Smontaggio dei ponteggi del cantiere di restauro del Tempio di Vesta (foto PArCo)

Il parco archeologico del Colosseo intende promuovere il patrimonio archeologico e culturale dei paesi coinvolti affacciati sul Mediterraneo, organizzando (dopo la riapertura) una serie di attività ed eventi che ne raccontano storia e leggende, natura e paesaggi. “Il 9 giugno 2021”, spiegano al PArCo, “abbiamo intenzione di proporre un convegno su “Il Tempio di Vesta – Archeologia, Architettura e Restauro” in occasione della conclusione delle attività di manutenzione straordinaria condotte sul monumento tra il 2020 e l’inizio del 2021. Verranno analizzati i diversi aspetti connessi all’evidenza archeologica e i differenti approcci alla conservazione e restauro di inizio Novecento”.

La testa di Atena, il cosiddetto Palladio, conservata al museo Palatino (foto PArCo)
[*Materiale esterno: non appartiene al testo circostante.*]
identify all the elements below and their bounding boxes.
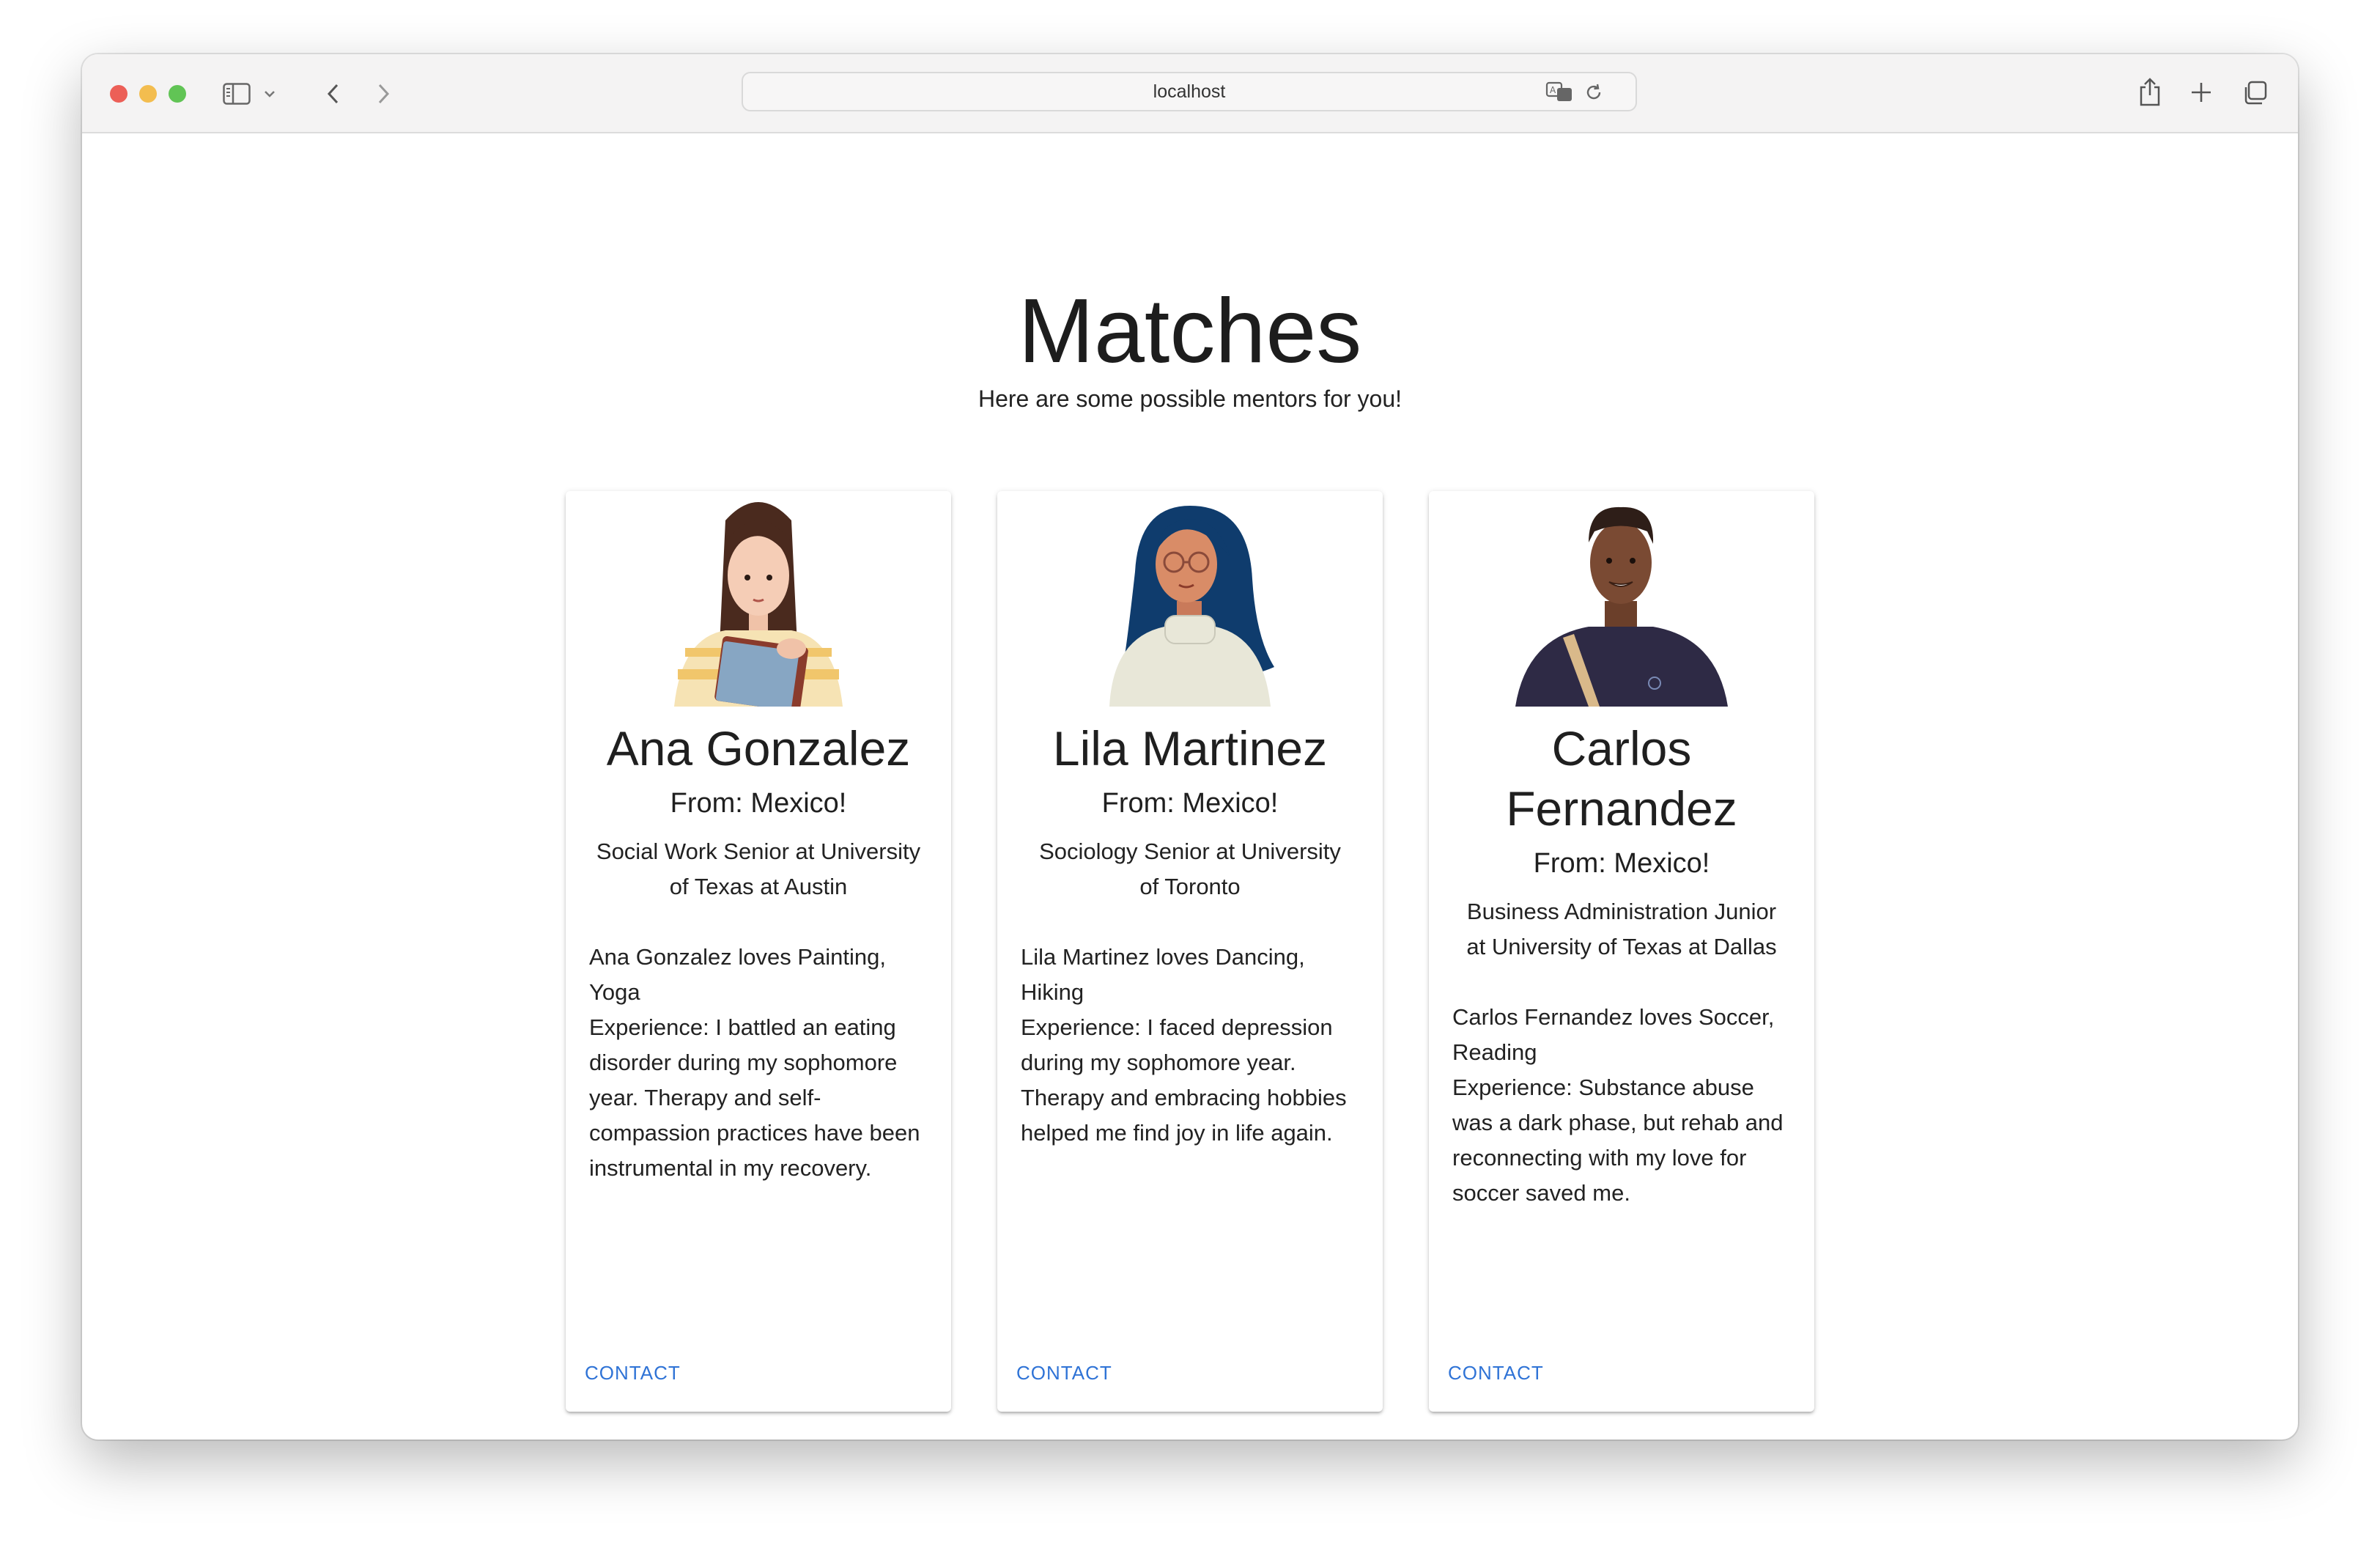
mentor-origin: From: Mexico! bbox=[1101, 788, 1279, 819]
tabs-overview-icon[interactable] bbox=[2239, 78, 2270, 108]
minimize-window-button[interactable] bbox=[139, 85, 157, 103]
mentor-name: Carlos Fernandez bbox=[1506, 721, 1737, 836]
browser-window: localhost A Matches Here are some possib… bbox=[82, 54, 2298, 1440]
mentor-name: Lila Martinez bbox=[1052, 721, 1328, 775]
contact-button[interactable]: CONTACT bbox=[1448, 1362, 1544, 1385]
forward-icon[interactable] bbox=[369, 79, 399, 108]
address-bar[interactable]: localhost A bbox=[742, 72, 1637, 111]
mentor-school: Sociology Senior at University of Toront… bbox=[1039, 838, 1341, 899]
mentor-avatar-carlos bbox=[1429, 491, 1814, 707]
mentor-experience: Experience: I faced depression during my… bbox=[1021, 1014, 1347, 1146]
reload-icon[interactable] bbox=[1581, 81, 1606, 104]
share-icon[interactable] bbox=[2134, 75, 2166, 108]
mentor-origin: From: Mexico! bbox=[1533, 848, 1710, 879]
url-text: localhost bbox=[1153, 81, 1226, 102]
sidebar-icon[interactable] bbox=[221, 79, 252, 108]
browser-toolbar: localhost A bbox=[82, 54, 2298, 133]
zoom-window-button[interactable] bbox=[169, 85, 186, 103]
contact-button[interactable]: CONTACT bbox=[1016, 1362, 1112, 1385]
close-window-button[interactable] bbox=[110, 85, 128, 103]
mentor-experience: Experience: Substance abuse was a dark p… bbox=[1452, 1075, 1784, 1206]
chevron-down-icon[interactable] bbox=[261, 85, 278, 103]
mentor-card: Lila Martinez From: Mexico! Sociology Se… bbox=[997, 491, 1383, 1412]
mentor-interests: Ana Gonzalez loves Painting, Yoga bbox=[589, 944, 886, 1005]
svg-text:A: A bbox=[1550, 85, 1556, 95]
mentor-school: Business Administration Junior at Univer… bbox=[1466, 899, 1777, 959]
mentor-avatar-ana bbox=[566, 491, 951, 707]
new-tab-icon[interactable] bbox=[2187, 78, 2216, 107]
mentor-school: Social Work Senior at University of Texa… bbox=[596, 838, 921, 899]
contact-button[interactable]: CONTACT bbox=[585, 1362, 681, 1385]
page-content: Matches Here are some possible mentors f… bbox=[82, 133, 2298, 1440]
back-icon[interactable] bbox=[318, 79, 347, 108]
translate-icon[interactable]: A bbox=[1545, 79, 1574, 104]
mentor-card: Carlos Fernandez From: Mexico! Business … bbox=[1429, 491, 1814, 1412]
mentor-avatar-lila bbox=[997, 491, 1383, 707]
mentor-name: Ana Gonzalez bbox=[606, 721, 911, 775]
page-subtitle: Here are some possible mentors for you! bbox=[978, 386, 1402, 412]
mentor-interests: Lila Martinez loves Dancing, Hiking bbox=[1021, 944, 1305, 1005]
mentor-origin: From: Mexico! bbox=[670, 788, 847, 819]
mentor-interests: Carlos Fernandez loves Soccer, Reading bbox=[1452, 1004, 1775, 1065]
mentor-experience: Experience: I battled an eating disorder… bbox=[589, 1014, 920, 1181]
mentor-card: Ana Gonzalez From: Mexico! Social Work S… bbox=[566, 491, 951, 1412]
page-title: Matches bbox=[1018, 281, 1362, 382]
Tra i progetti in cantiere una mostra sul Palladio, la statua in legno (xoanon) di Pallade Atena che aveva il potere di proteggere l’intera città. Ulisse e Diomede la sottrassero ai troiani ed Enea la portò a Roma, dove fu conservata nel Tempio di Vesta nel Foro Romano per secoli. In questa occasione verrà esposto anche il famoso Palladio del museo Palatino. “Si tratta di una testa in marmo greco insulare, proveniente molto probabilmente dall’area del Colle Palatino”, spiegano gli archeologi del PArCo, “che appartiene ad una statua di Atena armata di dimensioni minori rispetto al naturale (circa 1 metro di altezza). La testa è caratterizzata da un elmo liscio che lascia in vista la capigliatura. L’occhio a mandorla, di taglio ionico con sopracciglio allungato, e le ciocche di capelli ondulate ad incorniciare la fronte datano l’originale al periodo tardo arcaico o alla prima età severa (480-450 a.C.). La raffigurazione di Atena armata, di dimensioni ridotte, prende il nome di Palladio, statuetta sacra che aveva il potere di proteggere un’intera città e che, secondo una tradizione, era stata portato a Roma da Enea ed era conservata nel tempio di Vesta nel Foro Romano”. Per il prossimo anno sono in programma altri eventi. Tra questi, una conferenza internazionale su “Le città di Troia, Cartagine e Roma tra mito e storia”, un momento di confronto e di analisi delle più recenti informazioni archeologiche.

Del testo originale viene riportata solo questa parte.